Another angry reaction came from Sen. Howard H. Baker Jr. (R-Tenn.), the minority leader who announced he would join a filibuster against the bill if necessary. Baker's opposition could be fatal to the measure.

The breeder reactor deal made its impression on Rangel, as well, who mentioned it in discussing the reasons for his change of heart on natural gas.

That is to say in the lingo of wink and mod, that he was aware the White House was interested in knowing more about Harlem's needs.

"Somebody get a nuclear reactor . . . others got water projects when the Panama Canal debate was going on," Rangel said. "The president has his constituency and I have mine."

Although he insisted that he made no deal for his vote Rangel conceded that he had broached the trade-center idea to Vice President Mondale during a chat before Rangel's meeting with Carter last week.

"He didn't know what the hell I was talking about," Rangel said.

But, the congressman continued, he had mentioned the idea to Carter as many as half-a-dozen times on other occasions. It had to be obvious, Rangel added, that Harlem very much wanted redevelopment help.

Through the Harlem Urban Development Corp., the community has pending at the Department of Commerce a request for some $330,000 to conduct a feasibility study and prepare architectural drawings for the trade center.

The corporation, of which Rangel is a director, along with other public officials, envisions the trade center as the linchpin in a major revitalization project in central Harlem.

Rangel said the grant request meant little or nothing "in terms of natural gas . . . I have more stuff pending at the Department of Housing and Urban Development for other related projects in Harlem and I wish Secretary [Patricia] Harris would call me about that."

Officials at Commerce and HUD adamantly insisted this week that they had received no signals or instructions from the White House to look more closely at the Harlem proposals.
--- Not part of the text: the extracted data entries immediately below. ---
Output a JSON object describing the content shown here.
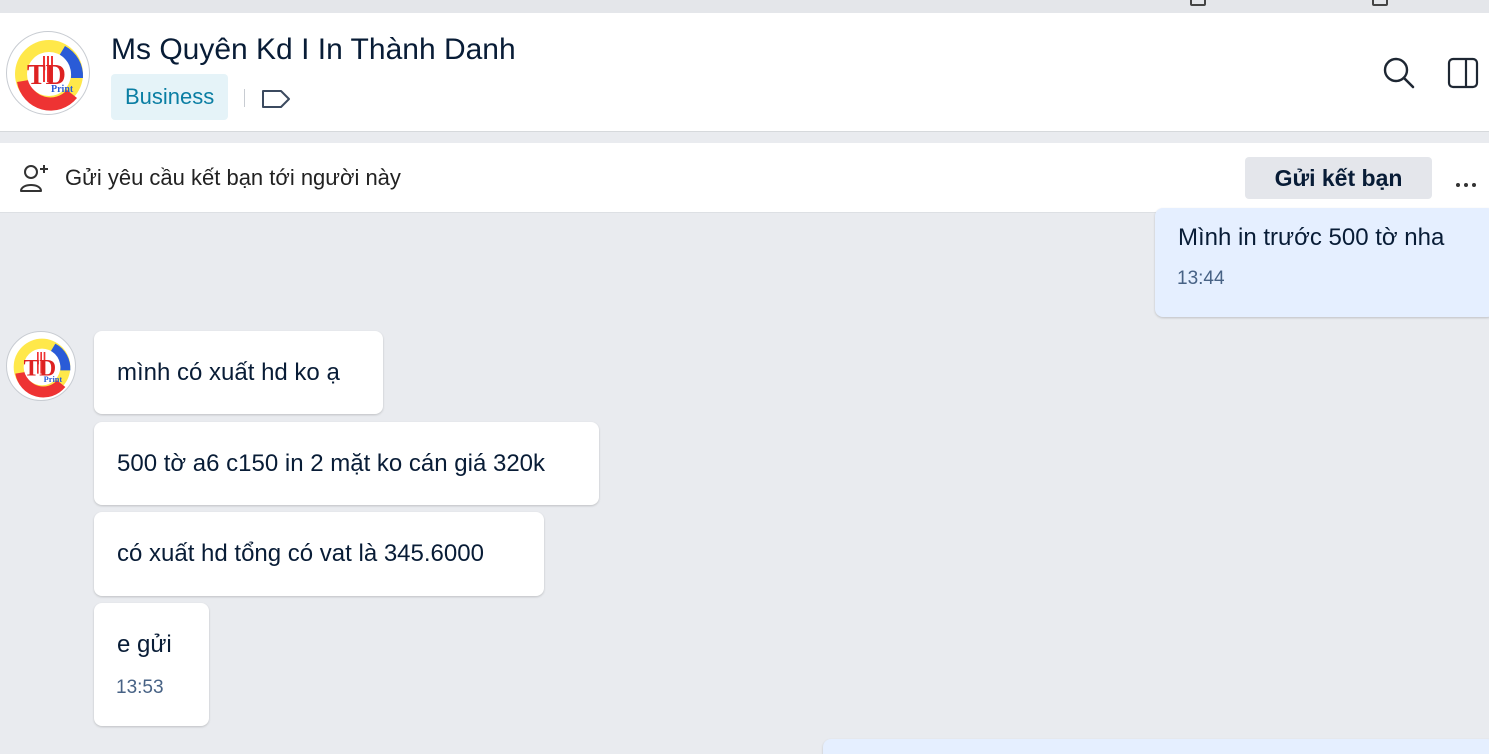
{
  "header": {
    "contact_name": "Ms Quyên Kd I In Thành Danh",
    "badge_label": "Business",
    "logo_text": "TD",
    "logo_subtext": "Print"
  },
  "friend_bar": {
    "prompt": "Gửi yêu cầu kết bạn tới người này",
    "button_label": "Gửi kết bạn"
  },
  "messages": [
    {
      "sender": "me",
      "text": "Mình in trước 500 tờ nha",
      "time": "13:44"
    },
    {
      "sender": "contact",
      "text": "mình có xuất hd ko ạ"
    },
    {
      "sender": "contact",
      "text": "500 tờ a6 c150 in 2 mặt ko cán giá 320k"
    },
    {
      "sender": "contact",
      "text": "có xuất hd tổng có vat là 345.6000"
    },
    {
      "sender": "contact",
      "text": "e gửi",
      "time": "13:53"
    }
  ],
  "colors": {
    "chat_background": "#e9ebef",
    "my_bubble": "#e5efff",
    "contact_bubble": "#ffffff",
    "badge_background": "#e5f3f8",
    "badge_text": "#0a7ea3"
  },
  "icons": [
    "tag-icon",
    "search-icon",
    "side-panel-icon",
    "add-friend-icon",
    "more-options-icon"
  ]
}
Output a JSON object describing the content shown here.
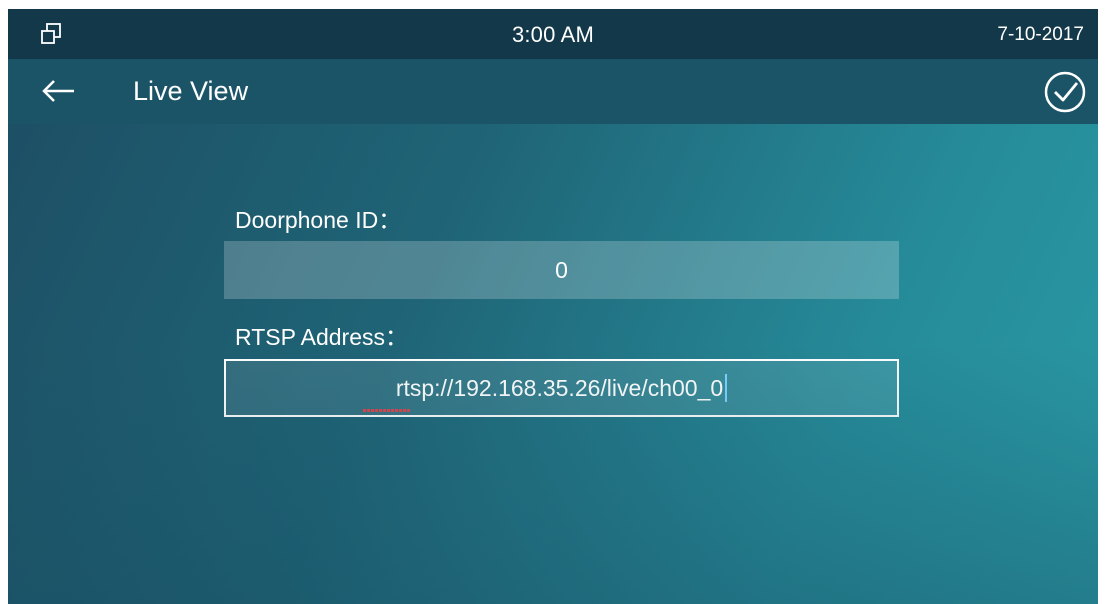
{
  "status_bar": {
    "icon": "windows-icon",
    "time": "3:00 AM",
    "date": "7-10-2017"
  },
  "title_bar": {
    "back_icon": "arrow-left-icon",
    "title": "Live View",
    "confirm_icon": "check-circle-icon"
  },
  "form": {
    "doorphone_id": {
      "label": "Doorphone ID：",
      "value": "0"
    },
    "rtsp_address": {
      "label": "RTSP Address：",
      "value": "rtsp://192.168.35.26/live/ch00_0",
      "focused": true
    }
  },
  "colors": {
    "status_bar": "#13384a",
    "title_bar": "#1c5467",
    "background_left": "#1d4d63",
    "background_right": "#2a9aa5",
    "caret": "#7fd3ff",
    "spellcheck": "#e0454a"
  }
}
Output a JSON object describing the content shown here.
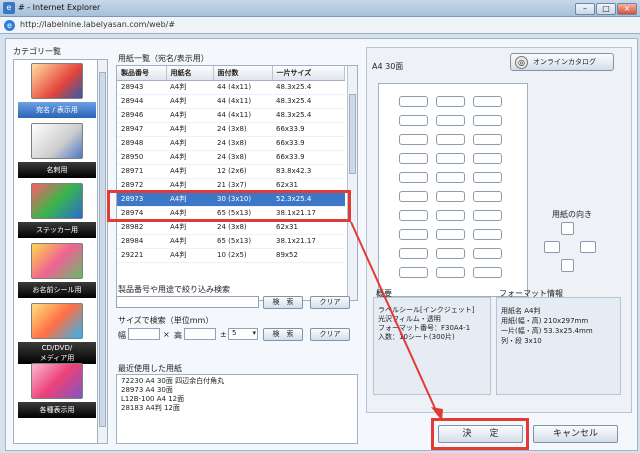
{
  "window": {
    "title": "# - Internet Explorer",
    "url": "http://labelnine.labelyasan.com/web/#"
  },
  "category": {
    "header": "カテゴリ一覧",
    "items": [
      {
        "label": "宛名 / 表示用"
      },
      {
        "label": "名刺用"
      },
      {
        "label": "ステッカー用"
      },
      {
        "label": "お名前シール用"
      },
      {
        "label": "CD/DVD/\nメディア用"
      },
      {
        "label": "各種表示用"
      }
    ]
  },
  "paper_list": {
    "header": "用紙一覧（宛名/表示用）",
    "columns": [
      "製品番号",
      "用紙名",
      "面付数",
      "一片サイズ"
    ],
    "rows": [
      [
        "28943",
        "A4判",
        "44 (4x11)",
        "48.3x25.4"
      ],
      [
        "28944",
        "A4判",
        "44 (4x11)",
        "48.3x25.4"
      ],
      [
        "28946",
        "A4判",
        "44 (4x11)",
        "48.3x25.4"
      ],
      [
        "28947",
        "A4判",
        "24 (3x8)",
        "66x33.9"
      ],
      [
        "28948",
        "A4判",
        "24 (3x8)",
        "66x33.9"
      ],
      [
        "28950",
        "A4判",
        "24 (3x8)",
        "66x33.9"
      ],
      [
        "28971",
        "A4判",
        "12 (2x6)",
        "83.8x42.3"
      ],
      [
        "28972",
        "A4判",
        "21 (3x7)",
        "62x31"
      ],
      [
        "28973",
        "A4判",
        "30 (3x10)",
        "52.3x25.4"
      ],
      [
        "28974",
        "A4判",
        "65 (5x13)",
        "38.1x21.17"
      ],
      [
        "28982",
        "A4判",
        "24 (3x8)",
        "62x31"
      ],
      [
        "28984",
        "A4判",
        "65 (5x13)",
        "38.1x21.17"
      ],
      [
        "29221",
        "A4判",
        "10 (2x5)",
        "89x52"
      ]
    ]
  },
  "filter": {
    "label": "製品番号や用途で絞り込み検索",
    "search_btn": "検　索",
    "clear_btn": "クリア"
  },
  "size_search": {
    "label": "サイズで検索（単位mm）",
    "width_label": "幅",
    "x": "×",
    "height_label": "高",
    "pm": "±",
    "tolerance": "5",
    "search_btn": "検　索",
    "clear_btn": "クリア"
  },
  "recent": {
    "label": "最近使用した用紙",
    "items": [
      "72230 A4 30面 四辺余白付角丸",
      "28973 A4 30面",
      "L12B-100 A4 12面",
      "28183 A4判 12面"
    ]
  },
  "preview": {
    "title": "A4 30面",
    "catalog_btn": "オンラインカタログ",
    "direction_label": "用紙の向き"
  },
  "overview": {
    "title": "概要",
    "lines": [
      "ラベルシール[インクジェット]",
      "光沢フィルム・透明",
      "",
      "フォーマット番号：F30A4-1",
      "",
      "入数：10シート(300片)"
    ]
  },
  "format": {
    "title": "フォーマット情報",
    "lines": [
      "用紙名 A4判",
      "用紙(幅・高) 210x297mm",
      "",
      "一片(幅・高) 53.3x25.4mm",
      "列・段 3x10"
    ]
  },
  "actions": {
    "ok": "決　　定",
    "cancel": "キャンセル"
  },
  "colors": {
    "highlight": "#e23a35",
    "selection": "#3d78c8"
  }
}
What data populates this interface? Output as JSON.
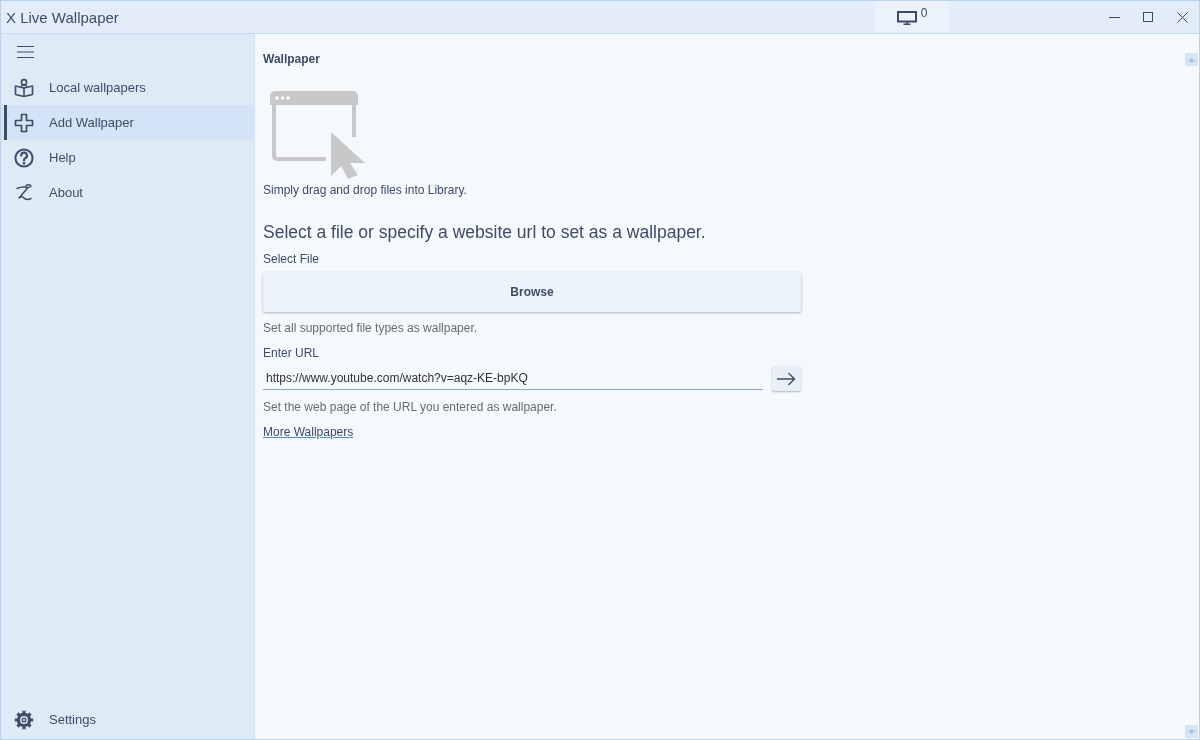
{
  "window": {
    "title": "X Live Wallpaper",
    "monitor_count": "0"
  },
  "sidebar": {
    "items": [
      {
        "label": "Local wallpapers",
        "selected": false
      },
      {
        "label": "Add Wallpaper",
        "selected": true
      },
      {
        "label": "Help",
        "selected": false
      },
      {
        "label": "About",
        "selected": false
      }
    ],
    "footer": {
      "label": "Settings"
    }
  },
  "content": {
    "section_title": "Wallpaper",
    "drop_hint": "Simply drag and drop files into Library.",
    "heading": "Select a file or specify a website url to set as a wallpaper.",
    "file": {
      "label": "Select File",
      "button": "Browse",
      "hint": "Set all supported file types as wallpaper."
    },
    "url": {
      "label": "Enter URL",
      "value": "https://www.youtube.com/watch?v=aqz-KE-bpKQ",
      "hint": "Set the web page of the URL you entered as wallpaper."
    },
    "link": "More Wallpapers"
  }
}
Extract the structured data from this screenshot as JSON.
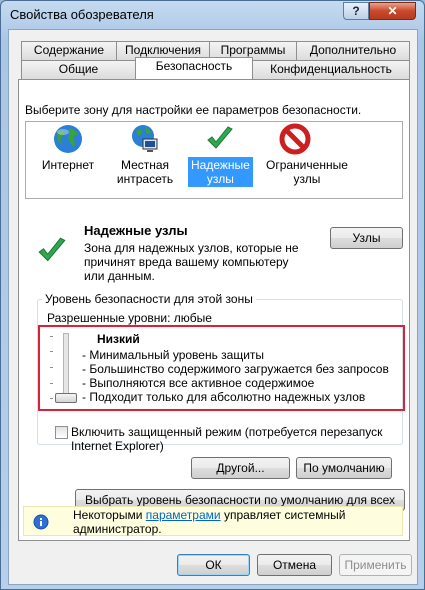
{
  "window": {
    "title": "Свойства обозревателя",
    "help_label": "?",
    "close_label": "✕"
  },
  "tabs_row1": [
    "Содержание",
    "Подключения",
    "Программы",
    "Дополнительно"
  ],
  "tabs_row2": [
    "Общие",
    "Безопасность",
    "Конфиденциальность"
  ],
  "panel": {
    "zone_prompt": "Выберите зону для настройки ее параметров безопасности.",
    "zones": [
      {
        "label": "Интернет",
        "icon": "globe-icon"
      },
      {
        "label": "Местная интрасеть",
        "icon": "intranet-icon"
      },
      {
        "label": "Надежные узлы",
        "icon": "checkmark-icon"
      },
      {
        "label": "Ограниченные узлы",
        "icon": "restricted-icon"
      }
    ],
    "selected_zone_title": "Надежные узлы",
    "selected_zone_desc": "Зона для надежных узлов, которые не причинят вреда вашему компьютеру или данным.",
    "sites_button": "Узлы",
    "level_group_title": "Уровень безопасности для этой зоны",
    "allowed_levels": "Разрешенные уровни: любые",
    "level_name": "Низкий",
    "level_items": [
      "- Минимальный уровень защиты",
      "- Большинство содержимого загружается без запросов",
      "- Выполняются все активное содержимое",
      "- Подходит только для абсолютно надежных узлов"
    ],
    "protected_mode_label": "Включить защищенный режим (потребуется перезапуск Internet Explorer)",
    "custom_button": "Другой...",
    "default_button": "По умолчанию",
    "reset_all_button": "Выбрать уровень безопасности по умолчанию для всех зон",
    "info_prefix": "Некоторыми ",
    "info_link": "параметрами",
    "info_suffix": " управляет системный администратор."
  },
  "footer": {
    "ok": "ОК",
    "cancel": "Отмена",
    "apply": "Применить"
  },
  "colors": {
    "selection": "#3399ff",
    "highlight_border": "#d9213a",
    "info_background": "#fefedf"
  }
}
Rangel, who claims credit for the trade-center idea, said the project could lead to way for "regenerating the whole economic corridor of the most strategic area in New York City."

The redevelopment plan includes a new state office building already built; a parking garage being built with federal aid; the trade center hotel and convention hall; a performing arts center, and new and renovated housing and shopping facilities.

Federal fund, through a number of agencies controlled by the White House, could be made available to the Harlem development corporation for these projects.